Several vulnerabilities were discovered in Netty, a Java NIO client/server socket framework:
WebSocket08FrameDecoder allows remote attackers to cause a denial of service (memory consumption) via a TextWebSocketFrame followed by a long stream of ContinuationWebSocketFrames.
The SslHandler allows remote attackers to cause a denial of service (infinite loop and CPU consumption) via a crafted SSLv2Hello message.
Netty mishandles whitespace before the colon in HTTP headers (such as a "Transfer-Encoding : chunked" line), which leads to HTTP request smuggling.
HttpObjectDecoder.java allows an HTTP header that lacks a colon, which might be interpreted as a separate header with an incorrect syntax, or might be interpreted as an "invalid fold."

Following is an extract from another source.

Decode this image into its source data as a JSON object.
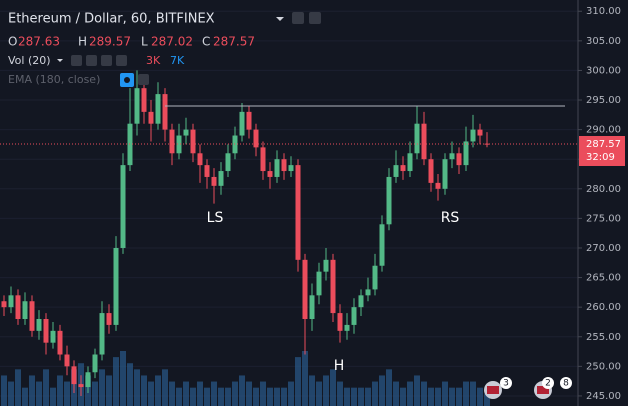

HttpObjectDecoder.java allows a Content-Length header to be accompanied by a second Content-Length header, or by a Transfer-Encoding header.
Netty allows HTTP Request Smuggling because it mishandles Transfer-Encoding whitespace (such as a [space]Transfer-Encoding:chunked line) and a later Content-Length header.
For Debian 8 Jessie
, these problems have been fixed in version
3.9.0.Final-1+deb8u1.
We recommend that you upgrade your netty-3.9 packages.